A UK Dividend Aristocrat is generally defined as a company listed on the stock market with increasing or stable dividends for at least 10 consecutive years. For shares in the US S&P 500, it’s 25 years.
Considering the London Stock Exchange traces its roots back to 1698, it’s not surprising to find it packed with income royalty. Indeed, a handful of investment trusts have increased dividends for over 50 years!
Dividend Aristocrats tend to perform well over long periods. Their established market positions and stable earnings give them a defensive quality, which investors typically value during periods of turbulence.
Therefore, they can provide a resilient backbone to a stocks portfolio. To use a football analogy, I suppose it’s similar to having a sturdy defence. This solid base means the team is unlikely to fold every time it gets put under pressure.
A cherry-picking strategy
Thankfully, we don’t have to start rooting through the dividend track records of hundreds of stocks to compile a list. Some firms have already done that work for us and made specific Dividend Aristocrat exchange-traded funds (ETFs).
A popular one is the SPDR S&P UK Dividend Aristocrats ETF (LSE: UKDV). Here are its top 10 holdings.
ETF weighting
Intermediate Capital Group
5.79%
Legal & General
5.29%
Primary Health Properties
5.29%
IG Group
5.25%
National Grid
4.98%
British American Tobacco
4.83%
Hargreaves Lansdown
4.36%
Schroders
4.20%
Big Yellow Group
3.92%
Unilever
3.60%
At first glance, the list contains some excellent income stocks.
So, should I just invest in this ETF and forget about picking individual stocks?
Looking at its stagnant five-year share price, I’m going to say no.
Granted, there have been the regular dividends paid over this period, but the fund’s yield is only about 4.1% today.
I don’t find that very tempting when I can invest in shares of Legal & General and British American Tobacco individually and aim to double that yield.
Of course, those payouts aren’t guaranteed and, as in history, aristocrat status isn’t permanent.
But I do think a fruitful strategy would be to cherry-pick what I consider to be the best individual Dividend Aristocrats and build an income portfolio around those.
The importance of dividends
Since 1926, dividends have contributed approximately a third of the S&P 500’s total return, with share price appreciation making up the rest.
For the FTSE 100, it’s even more dramatic. According to data from wealth management firm Charles Stanley, putting £1,000 into the blue-chip index 20 years ago would have generated around £2,179 (as of February).

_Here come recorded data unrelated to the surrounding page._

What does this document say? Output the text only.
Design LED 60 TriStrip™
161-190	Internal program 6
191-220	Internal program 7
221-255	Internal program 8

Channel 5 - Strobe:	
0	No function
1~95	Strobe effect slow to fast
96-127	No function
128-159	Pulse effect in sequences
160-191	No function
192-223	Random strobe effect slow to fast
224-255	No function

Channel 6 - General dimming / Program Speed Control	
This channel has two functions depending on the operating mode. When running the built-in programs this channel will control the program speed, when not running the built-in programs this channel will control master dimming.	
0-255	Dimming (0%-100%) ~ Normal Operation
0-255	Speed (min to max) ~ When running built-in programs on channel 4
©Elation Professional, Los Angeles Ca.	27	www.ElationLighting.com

But with dividends reinvested, it would be £4,577, more than double.
This points to the power of compounding returns.
Sacrificing yield
Looking at my own portfolio, one high-quality Dividend Aristocrat that stands out is spirits giant Diageo.
The starting yield isn’t the highest at 2.9%, and the firm is on the naughty step with investors after delivering a shock profit warning in November. This concern about a slowdown in sales hasn’t gone away, and may even intensify.
Yet I think its portfolio of premium brands — including Guinness, Smirnoff and Johnnie Walker — will stand the test of time. Meanwhile, the prospective payout is covered almost two times by forecast earnings.
I recently took advantage of share price weakness to buy more shares.
The post The UK stock market is rich with Dividend Aristocrats! appeared first on The Motley Fool UK.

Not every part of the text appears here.